Henry Ford (July 30, 1863 – April 7, 1947) was an American industrialist and business magnate.

Biography

He founded Ford Motor Company and was the chief developer of the mass production assembly line technique. Ford created the first automobile that middle-class Americans could afford, and his conversion of the automobile from an expensive luxury into an accessible conveyance profoundly impacted the landscape of the 20th century. Ford was born on a farm in Michigan’s Springwells Township, leaving home at age 16 to work in Detroit. It was a few years before this time that Ford first experienced automobiles. Throughout the latter half of the 1880s, Ford began repairing and later constructing engines, and through the 1890s, worked with a division of Edison Electric. He officially founded Ford Motor Company in 1903, after prior failures in business but success in constructing automobiles. Ford’s 1908 introduction of the Model T automobile revolutionized transportation and American industry. As the Ford Motor Company’s sole owner, he became one of the richest and best-known people in the world. He is credited with “Fordism”, the mass production of inexpensive goods and high worker wages.

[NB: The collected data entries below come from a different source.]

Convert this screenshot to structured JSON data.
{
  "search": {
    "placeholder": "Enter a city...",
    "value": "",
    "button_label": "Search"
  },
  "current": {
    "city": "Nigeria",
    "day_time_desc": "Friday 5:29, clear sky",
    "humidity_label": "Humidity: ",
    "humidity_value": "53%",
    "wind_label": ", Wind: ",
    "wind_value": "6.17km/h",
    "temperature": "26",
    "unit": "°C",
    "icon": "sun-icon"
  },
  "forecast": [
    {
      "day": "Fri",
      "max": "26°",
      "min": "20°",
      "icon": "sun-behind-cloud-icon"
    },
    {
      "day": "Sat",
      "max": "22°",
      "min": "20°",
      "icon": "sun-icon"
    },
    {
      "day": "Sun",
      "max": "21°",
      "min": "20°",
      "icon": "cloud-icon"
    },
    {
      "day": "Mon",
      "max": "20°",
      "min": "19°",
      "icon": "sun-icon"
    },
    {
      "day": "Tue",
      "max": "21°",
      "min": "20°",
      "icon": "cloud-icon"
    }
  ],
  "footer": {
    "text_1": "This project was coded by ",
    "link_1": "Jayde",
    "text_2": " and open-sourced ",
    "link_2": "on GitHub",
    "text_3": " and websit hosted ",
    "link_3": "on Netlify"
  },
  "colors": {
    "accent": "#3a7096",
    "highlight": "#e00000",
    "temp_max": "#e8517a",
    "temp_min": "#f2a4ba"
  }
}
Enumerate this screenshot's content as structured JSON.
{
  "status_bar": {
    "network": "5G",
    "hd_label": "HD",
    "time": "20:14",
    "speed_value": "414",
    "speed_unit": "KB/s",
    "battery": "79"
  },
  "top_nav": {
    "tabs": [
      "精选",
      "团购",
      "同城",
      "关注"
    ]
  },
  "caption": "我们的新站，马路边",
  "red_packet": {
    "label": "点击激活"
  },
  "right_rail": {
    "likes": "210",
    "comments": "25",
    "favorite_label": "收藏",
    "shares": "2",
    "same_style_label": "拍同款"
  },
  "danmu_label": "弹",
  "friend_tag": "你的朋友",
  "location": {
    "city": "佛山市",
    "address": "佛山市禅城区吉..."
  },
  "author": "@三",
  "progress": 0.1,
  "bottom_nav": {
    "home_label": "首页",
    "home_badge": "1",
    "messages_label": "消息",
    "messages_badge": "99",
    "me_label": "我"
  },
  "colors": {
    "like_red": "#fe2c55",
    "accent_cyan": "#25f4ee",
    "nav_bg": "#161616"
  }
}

Ford was also among the pioneers of the five-day workweek. Ford believed that consumerism was a key to global peace. His commitment to systematically lowering costs resulted in many technical and business innovations, including a franchise system that put dealerships throughout North America and major cities on six continents. In 1911, he was awarded a patent for the transmission mechanism used in the Model T and other automobiles. Ford was known for his pacifism during the first years of World War I, although his company became a major supplier of weapons during the war. He promoted the League of Nations. In the 1920s, Ford promoted antisemitism through his newspaper, The Dearborn Independent, and the book The International Jew. He opposed the United States’ entry into World War II and served on the America First Committee board for a time. After his son Edsel died in 1943, Ford resumed control of the company but was too frail to make decisions and quickly came under the control of subordinates. He turned over the company to his grandson, Henry Ford II, in 1945. He died in 1947 after leaving most of his wealth to the Ford Foundation and controlling the company for his family.